Martedì della IX settimana del T.O.
Tb 2,9-14 – Mc 12,13-17
Signore, eccoci, per diventare somiglianti a Te
Per rispondere alla domanda dei farisei e degli erodiani,
Gesù avrebbe potuto affermare solo:
“Quello che è di Cesare rendetelo a Cesare, e quello che è di Dio, a Dio".
(Mc 12,17).
Non sarebbe l’unica volta in cui Gesù risponde in modo un po’ enigmatico.
Ma Gesù ha voluto aggiungere un gesto:
“Portatemi un denaro: voglio vederlo”. ( Mc 12,15)
Perché?
Perché, invitando i suoi interlocutori
a guardare l’immagine e l'iscrizione sulla moneta,
Gesù ci chiama, allo stesso modo, a guardare alla nostra vita, alla nostra umanità,
e a riconoscere che portiamo l’immagine e l'iscrizione di Dio.
Dio ci ha plasmati a sua immagine, in vista della piena somiglianza.
E ha iscritto la Sua legge d’amore sui nostri cuori.
Allora… rendiamo a Dio quello che è di Dio.
Siamo “proprietà” di Dio!
Apparteniamo a Dio!
Non posso rubare a Dio quello che Gli appartiene.
Non è una proprietà secondo le leggi degli uomini,
bensì una proprietà secondo la Legge di Dio:
"Amerai il Signore tuo Dio con tutto il tuo cuore,
con tutta la tua anima e con tutta la tua mente.” (Mt 22,37)
Dio non ci chiede tasse… ci chiede “tutto il nostro cuore,
tutta la nostra anima e tutta la nostra mente”.
Ma, se siamo “proprietà” di Dio,
come può Dio permettere il male, le malattie, le disgrazie?
Questo “scandalo” fece andare in collera Anna, la moglie di Tobia,
abbiamo sentito nella prima lettura. (Tb 2,14)
“Tu fai tanto per Dio, ed ecco,
Dio permette che gli escrementi di un uccello ti rendano cieco.
E, soprattutto, tu continui ad amare Dio!
Che senso ha?
Come puoi amare un Dio che permette che tu divenga cieco?”
Qui sta la differenza tra Anna e Tobia.
Tobia ha lasciato entrare nella sua vita il mistero pasquale di Dio, Anna no.

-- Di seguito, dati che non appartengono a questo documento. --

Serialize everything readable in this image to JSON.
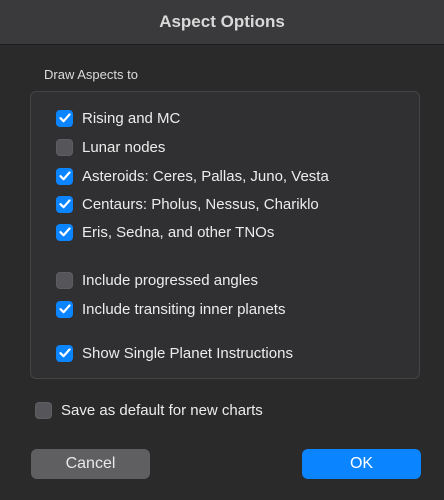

Tobia non maledice la sua cecità o l’essere insultato dalla moglie.
Proclama al contrario che Dio è giusto e che le opere di Dio sono tutte giuste.
Poi, chiede di morire, ma lo chiede a Dio, rimettendosi a Dio.
E da questo affidamento sgorgherà una vita nuova,
non solo per lui, ma per tanti, fino a noi, che oggi leggiamo la sua storia.
Questo è “appartenere” a Dio.
Non solo essere immagine di Dio, ma entrare nella piena somiglianza a Dio.
Quando lasciamo il Mistero Pasquale plasmare la nostra vita.
Signore, eccoci, per diventare somiglianti a Te.
Per renderTi quello che è Tuo: noi stessi.